Like the tones of Variation 15, topics repeat and themes emerge, including fathers and sons, art, redemption, revision, creativity, numbers, war, death, pills, puzzles, and the moon. The essay does not argue a point or elucidate an idea, but reveals relationships between seemingly disparate topics. It invites connections, stirs feelings, and cultivates insight. As much as any theme, it is composition itself that Miller explores in his book. Again and again, he interweaves voices, contrasts dark and light, and lets patterns emerge in essays that range from a two-and-a-half-page meditation on his father to a sixty-three-page fugue encompassing insanity, divorce, and suicide. The latter lives up to the definition of fugue because of being both a composition of interweaving voice parts and a disturbed state of consciousness.
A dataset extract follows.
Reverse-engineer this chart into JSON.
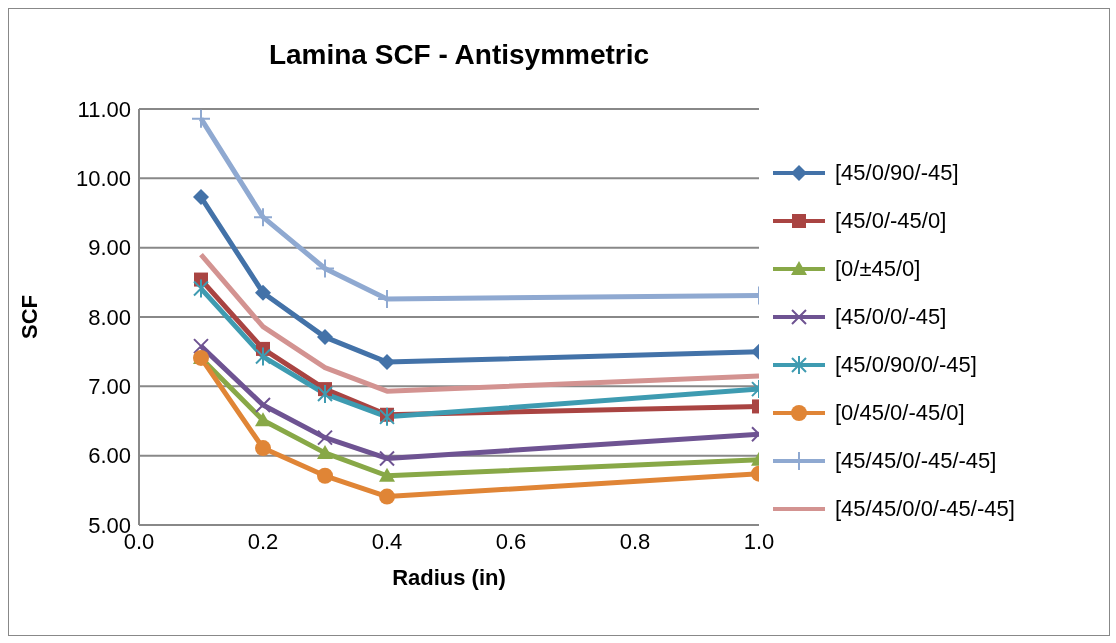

In keeping with his book’s title, Miller explores what might be called monstrous in himself and the world around him. The America in A Greater Monster is often callous and crass, artificial and superficial, violent and unjust. For example, in vivid first-hand accounts, Miller illustrates the violence that pervades the urban school where he teaches. In one essay, he describes breaking up a gang fight: “I tried to pry Bub’s fingers from [Andre’s] throat. I could see blood where Bub’s fingernails dug in. The security guard arrived, and he and I pushed Bub down the hall like football players pushing a tackling sled upfield.” Just as troubling is the surreal picture Miller paints of suburbia as a place where a union official compares improving education to giving an extreme makeover, where too-thin girls wear revealing clothes that shout “HOT PROPERTY” and a dinner-party conversation turns glibly to people needing organ transplants: “What if they all agreed to draw lots, and for the winners to harvest the loser’s organs? Would that be OK?”

But Miller is true to the entire epigraph by Montaigne and reveals the miraculous even while examining the monstrous. In an essay exploring his father as monster, Miller concludes tenderly that he was always the son “who loved monster movies, even though they gave him nightmares.” In an exploration of his biological father’s mental instability, Miller traces the idealism of an artist, beginning the essay with an epigraph from Ahmad Jamal: “The goal of every musician is to be free, but freedom is rare.” And throughout the book, Miller reiterates the redemptive power of art.

Miller’s writing is a kind of antidote to the monstrosities of postmodern America. With courageous empathy, he looks tragedy, mortality, and indifference in the eye. With poise, he searches their meaning in a broader composition of living, never raising his voice in the shrill tones of today’s media but allowing things to speak for themselves, especially through artful repetitions. He is critical but not judgmental, and turns his eye for monstrosity on himself as much as others. His acute observation expresses the attention of a father or teacher sensitive to the signs of need from individuals and society.  Montaigne once said, “To compose our character is our duty, not to compose books, and to win, not battles and provinces but order and tranquility in our conduct.” As for Montaigne, there is much at stake for Miller in writing. It is part and parcel of living with inspiration and compassion. Through an ear for voice, sensitivity to tone, deftness with language, and fearless curiosity, Miller shares this inspiration and compassion with his readers along with the possibilities of composition.